The G20 forum, which first came into being as a club of the world's major economies to tackle the global financial crisis, has now grown into the world's primary platform for economic policy coordination, increasingly with a focus on long-term governance.
Li Baodong, a Chinese vice foreign minister, said the Hangzhou summit will focus on innovation, the new industrial revolution, the digital economy and structural reform.
"This aims to break the current model of sole reliance on fiscal stimulus and easy monetary policy through innovation-driven growth strategies and structural reform, and boost the potential for mid- to long-term growth," he said.
China, an emerging economy facing the uphill task of reforming and upgrading its economy, is working with other G20 members to draw a G20 blueprint for innovation-driven growth, highlighting the concept of inclusive innovation and a concrete action plan for building a new industrial revolution and the digital economy.
Experts said the pursuit of more sustainable green growth reflects the evolving global economic landscape and is in the interests of both the developing and the developed economies in combating the economic downturn.
"While China is looking to the developed countries like those in Europe for green technologies and expertise, the developed economies may expect from the expanded market for their competitive edge in green growth," said Sun Yanhong, associate research fellow with the Institute of European Studies of the Chinese Academy of Social Sciences, citing China's cooperation with European economies like Germany, France and Italy.
These countries have had an advantage in energy efficiency, Sun said.
A survey conducted in April this year showed that two-thirds of the EU respondents expressed support for more EU action on the environment.

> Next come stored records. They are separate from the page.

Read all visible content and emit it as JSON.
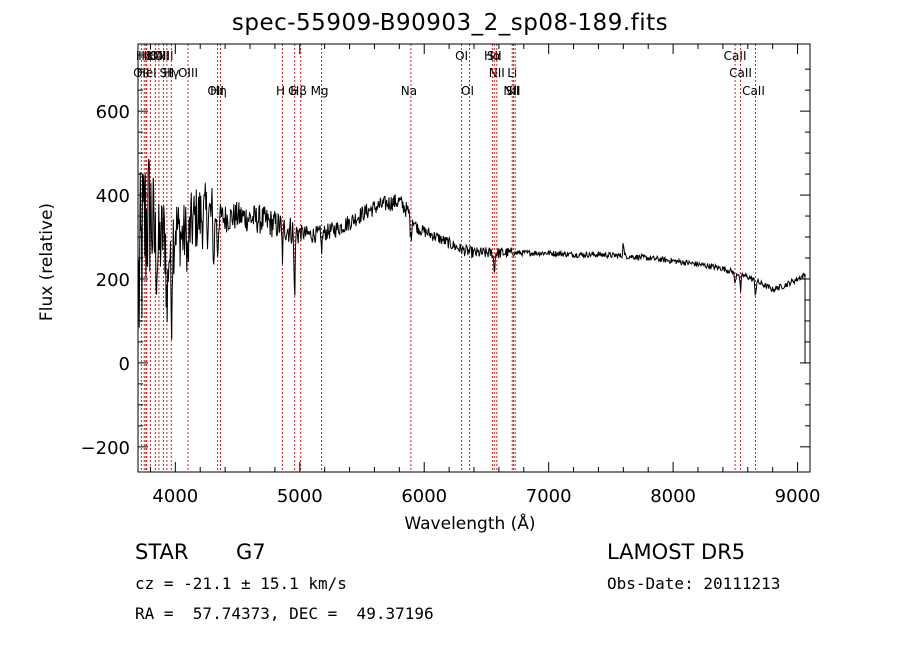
{
  "title": "spec-55909-B90903_2_sp08-189.fits",
  "info": {
    "obj_class": "STAR",
    "subclass": "G7",
    "survey": "LAMOST DR5",
    "cz": "cz = -21.1 ± 15.1 km/s",
    "obs_date": "Obs-Date: 20111213",
    "coords": "RA =  57.74373, DEC =  49.37196"
  },
  "colors": {
    "line_marker": "#cc2222",
    "spectrum": "#000000",
    "axes": "#000000"
  },
  "chart_data": {
    "type": "line",
    "xlabel": "Wavelength (Å)",
    "ylabel": "Flux (relative)",
    "xlim": [
      3700,
      9100
    ],
    "ylim": [
      -260,
      760
    ],
    "xticks": [
      4000,
      5000,
      6000,
      7000,
      8000,
      9000
    ],
    "yticks": [
      -200,
      0,
      200,
      400,
      600
    ],
    "grid": false,
    "legend": "none",
    "spectrum_anchors": [
      [
        3700,
        150
      ],
      [
        3750,
        320
      ],
      [
        3800,
        360
      ],
      [
        3850,
        250
      ],
      [
        3900,
        310
      ],
      [
        3950,
        260
      ],
      [
        4000,
        330
      ],
      [
        4050,
        300
      ],
      [
        4100,
        310
      ],
      [
        4150,
        340
      ],
      [
        4200,
        350
      ],
      [
        4300,
        350
      ],
      [
        4400,
        345
      ],
      [
        4500,
        350
      ],
      [
        4600,
        345
      ],
      [
        4700,
        340
      ],
      [
        4800,
        330
      ],
      [
        4900,
        320
      ],
      [
        5000,
        310
      ],
      [
        5100,
        305
      ],
      [
        5200,
        310
      ],
      [
        5300,
        320
      ],
      [
        5400,
        335
      ],
      [
        5500,
        355
      ],
      [
        5600,
        370
      ],
      [
        5700,
        380
      ],
      [
        5800,
        385
      ],
      [
        5870,
        360
      ],
      [
        5950,
        320
      ],
      [
        6100,
        300
      ],
      [
        6200,
        285
      ],
      [
        6300,
        270
      ],
      [
        6400,
        262
      ],
      [
        6500,
        262
      ],
      [
        6600,
        262
      ],
      [
        6800,
        262
      ],
      [
        7000,
        262
      ],
      [
        7200,
        258
      ],
      [
        7400,
        258
      ],
      [
        7600,
        255
      ],
      [
        7800,
        250
      ],
      [
        8000,
        243
      ],
      [
        8200,
        235
      ],
      [
        8400,
        225
      ],
      [
        8600,
        205
      ],
      [
        8700,
        190
      ],
      [
        8800,
        175
      ],
      [
        8900,
        185
      ],
      [
        9000,
        200
      ],
      [
        9060,
        210
      ]
    ],
    "absorption_features": [
      {
        "x": 3933,
        "depth": 180
      },
      {
        "x": 3968,
        "depth": 170
      },
      {
        "x": 4102,
        "depth": 80
      },
      {
        "x": 4308,
        "depth": 120
      },
      {
        "x": 4340,
        "depth": 90
      },
      {
        "x": 4861,
        "depth": 70
      },
      {
        "x": 4958,
        "depth": 160
      },
      {
        "x": 5175,
        "depth": 40
      },
      {
        "x": 5893,
        "depth": 60
      },
      {
        "x": 6563,
        "depth": 45
      },
      {
        "x": 8498,
        "depth": 30
      },
      {
        "x": 8542,
        "depth": 40
      },
      {
        "x": 8662,
        "depth": 35
      }
    ],
    "emission_features": [
      {
        "x": 7600,
        "height": 35
      }
    ],
    "line_markers": [
      {
        "label": "H8",
        "x": 3750,
        "row": 0
      },
      {
        "label": "Hε",
        "x": 3763,
        "row": 0
      },
      {
        "label": "K",
        "x": 3800,
        "row": 0
      },
      {
        "label": "Hδ",
        "x": 3840,
        "row": 0
      },
      {
        "label": "OIII",
        "x": 3868,
        "row": 0
      },
      {
        "label": "OIII",
        "x": 3905,
        "row": 0
      },
      {
        "label": "OII",
        "x": 3727,
        "row": 1
      },
      {
        "label": "HeI",
        "x": 3770,
        "row": 1
      },
      {
        "label": "SII",
        "x": 3932,
        "row": 1
      },
      {
        "label": "Hγ",
        "x": 3968,
        "row": 1
      },
      {
        "label": "OIII",
        "x": 4102,
        "row": 1
      },
      {
        "label": "OII",
        "x": 4340,
        "row": 2
      },
      {
        "label": "Hη",
        "x": 4363,
        "row": 2
      },
      {
        "label": "H",
        "x": 4861,
        "row": 2
      },
      {
        "label": "G",
        "x": 4959,
        "row": 2
      },
      {
        "label": "Hβ",
        "x": 5007,
        "row": 2
      },
      {
        "label": "Mg",
        "x": 5175,
        "row": 2
      },
      {
        "label": "Na",
        "x": 5893,
        "row": 2
      },
      {
        "label": "OI",
        "x": 6300,
        "row": 0
      },
      {
        "label": "OI",
        "x": 6364,
        "row": 2
      },
      {
        "label": "Hα",
        "x": 6548,
        "row": 0
      },
      {
        "label": "SII",
        "x": 6563,
        "row": 0
      },
      {
        "label": "NII",
        "x": 6583,
        "row": 1
      },
      {
        "label": "Li",
        "x": 6707,
        "row": 1
      },
      {
        "label": "NII",
        "x": 6717,
        "row": 2
      },
      {
        "label": "SII",
        "x": 6731,
        "row": 2
      },
      {
        "label": "CaII",
        "x": 8498,
        "row": 0
      },
      {
        "label": "CaII",
        "x": 8542,
        "row": 1
      },
      {
        "label": "CaII",
        "x": 8662,
        "row": 2
      }
    ]
  }
}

The EU institutions are currently working to reduce the green house gas emissions by at least 40 percent by 2030.
The G20 summit is aiming to push for more actions to implement set targets on the climate issue. The many developing economies need greener growth too, and they need help from the advanced economies to achieve this.
African leaders including Senegalese President Macky Sall have recently said they are looking to the G20 summit for chances of new industrial takeoff on their continent.
"The resolution is expected to propel Africa's industrialization process through capacity enhancement in science, technology, innovation and entrepreneurship," he said.